Surtout en cette France du premier
XIXème siècle où leur geste a tous
les traits d'un Ancien Régime qui
se refuse à mourir. Pourtant, entre
1815 et 1830, près de 3000 poésies
sont écrites à la gloire des Bourbons
restaurés par une curieuse cohorte
d'auteurs qui va du jeune «enfant
sublime» de la poésie au polygraphe
habile, en passant par les poètes-misère,
les royalistes de combat,
les peu-lettrés ou les académiciens
besogneux.
L'objet de ce livre est là : dans ce
continent oublié de la littérature de
célébration qui éclaire, entre poésie
et histoire, toutes les convulsions
d'une ère de transition et de
deuil entre l'Ancien Régime et l'âge
démocratique. Aussi cette histoire de
poètes et de princes est-elle moins
celle d'une tradition que celle de sa
subversion ; moins celle d'une célébration
enthousiaste que celle d'un
moment désenchanté.

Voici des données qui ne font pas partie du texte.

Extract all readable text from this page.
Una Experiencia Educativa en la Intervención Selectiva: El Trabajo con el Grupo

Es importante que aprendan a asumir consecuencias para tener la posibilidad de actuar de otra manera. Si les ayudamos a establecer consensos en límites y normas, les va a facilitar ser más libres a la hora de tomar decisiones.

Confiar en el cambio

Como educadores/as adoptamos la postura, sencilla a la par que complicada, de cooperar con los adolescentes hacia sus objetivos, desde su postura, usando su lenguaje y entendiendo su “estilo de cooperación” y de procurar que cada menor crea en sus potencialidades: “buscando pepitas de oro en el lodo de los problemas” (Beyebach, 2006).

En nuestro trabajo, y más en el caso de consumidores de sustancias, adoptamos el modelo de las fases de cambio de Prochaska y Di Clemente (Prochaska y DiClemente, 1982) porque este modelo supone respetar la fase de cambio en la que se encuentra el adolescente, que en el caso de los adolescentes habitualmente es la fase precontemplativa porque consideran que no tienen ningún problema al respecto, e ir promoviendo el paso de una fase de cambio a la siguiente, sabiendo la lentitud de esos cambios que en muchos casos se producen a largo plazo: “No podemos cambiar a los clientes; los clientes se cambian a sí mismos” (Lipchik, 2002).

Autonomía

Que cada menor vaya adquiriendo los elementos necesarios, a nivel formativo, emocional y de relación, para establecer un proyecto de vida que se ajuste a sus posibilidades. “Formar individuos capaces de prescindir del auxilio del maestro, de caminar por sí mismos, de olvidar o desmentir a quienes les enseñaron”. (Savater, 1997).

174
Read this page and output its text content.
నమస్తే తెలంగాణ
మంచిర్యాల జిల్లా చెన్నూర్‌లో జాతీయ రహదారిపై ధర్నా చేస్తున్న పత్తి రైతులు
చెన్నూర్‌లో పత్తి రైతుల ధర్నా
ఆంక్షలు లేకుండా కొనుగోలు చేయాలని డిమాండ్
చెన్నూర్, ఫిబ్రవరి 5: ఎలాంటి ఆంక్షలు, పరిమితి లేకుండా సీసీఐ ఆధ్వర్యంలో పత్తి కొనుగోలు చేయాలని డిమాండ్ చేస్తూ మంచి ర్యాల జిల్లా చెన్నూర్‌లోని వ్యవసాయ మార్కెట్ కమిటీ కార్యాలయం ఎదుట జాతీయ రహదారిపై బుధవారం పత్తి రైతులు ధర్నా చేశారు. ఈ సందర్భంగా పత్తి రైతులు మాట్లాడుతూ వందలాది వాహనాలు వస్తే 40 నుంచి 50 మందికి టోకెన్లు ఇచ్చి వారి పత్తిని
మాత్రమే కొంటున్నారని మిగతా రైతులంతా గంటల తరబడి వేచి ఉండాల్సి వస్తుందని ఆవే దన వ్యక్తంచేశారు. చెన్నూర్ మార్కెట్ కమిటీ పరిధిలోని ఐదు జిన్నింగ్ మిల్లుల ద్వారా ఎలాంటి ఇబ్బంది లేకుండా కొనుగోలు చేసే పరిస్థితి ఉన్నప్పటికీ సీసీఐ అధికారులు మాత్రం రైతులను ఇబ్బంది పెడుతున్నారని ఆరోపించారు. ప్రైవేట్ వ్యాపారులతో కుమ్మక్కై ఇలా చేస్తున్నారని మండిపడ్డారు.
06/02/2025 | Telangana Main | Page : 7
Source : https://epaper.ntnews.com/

Discours
irraisonné sur la Révolution française,
discours de l'inquiétude et de
la hantise, discours provocateur et
sarcastique, entreprise normative
de reconstruction d'un ordre socio-politique,
aspiration à l'unanimité
reconstruite par delà la déchirure
révolutionnaire : la parole de gloire
de la Restauration a plus rêvé le
monde et le pouvoir qu'elle ne les a
naïvement célébrés.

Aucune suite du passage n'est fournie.